AirTeamImages.com /D. Pedley
In its affidavit to the ASLC, state owned Mango objected to the transfer of the licence, claiming that a "high probability (existed) of other domestic airlines, with capital commitments on replacement and new aircraft, defaulting" if fastjet entered the market. This would lead to "an increase in the general credit risk for South African-based and state-owned airlines as a whole", which would make obtaining financing difficult.

SAA's acting CEO Vuyisile Kona, in his objection, asked for an opportunity to supplement the objection pending the outcome of an exemption application lodged by fastjet, who have applied to Transport Minister Ben Martins for an exemption to the Air Services Act, which requires that 75% of the shareholding of the licence holder is held by South African residents. The act gives the minister the power to exempt operators from this requirement.

Source [BusinessDay Live]

Comair CEO Erik Venter said on Tuesday that Comair Ltd had also filed objections but did not elaborate.

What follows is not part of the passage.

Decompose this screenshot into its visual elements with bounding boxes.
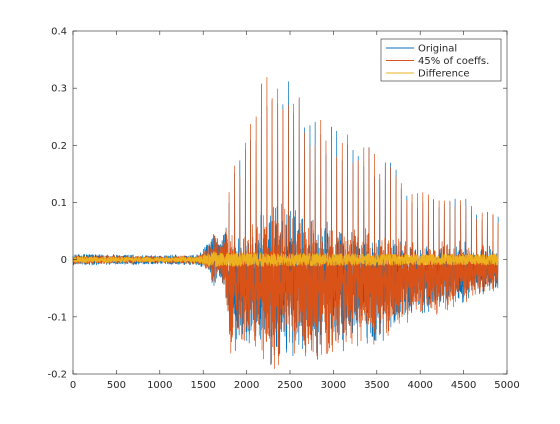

In the recent past, South African Airways and its allied state companies have received over USD660million in the last 6 months, leading Erik Venter to allege that 1Time's demise was partly the result of the bailouts.

In a day tantamount to a Bizarro World scenario from Superman, trade union Solidarity came out in strong support of fastjet in its application for 75% local ownership exemption claiming that if the minister did not make the concession, that government's protection of SAA at all costs would result in there being no place for other airlines in the South African aviation industry.
"Strict legislation and the state’s monopolistic behaviour in the airway industry, which includes the state’s continued financial support of South African Airways (SAA), forces free-market competitors out of the market. The demise of SAA’s competitors also serves as an important deterrent to potential investors who would perhaps still have wanted to enter the aviation industry."
Source [Solidarity]

While fastjet's acquisition of 1Time has been mired in legal battles from the beginning, the sale of 1Time's MRO subsidiary Jetworx, to the American Industrial Acquisition Corporation (AIAC), has been approved with 79% of Jetworx’s creditors voted in favour of the transaction. The sale safegaurds 200 jobs for at least six months. 

In other South African airline news, start up "Skywise", borne out of the original owners of 1Time, have had their application for a domestic licence to the Air Services Licensing Council (ASLC) dismissed following their meeting on January 16. The airline's team will now have to wait one month before reapplying.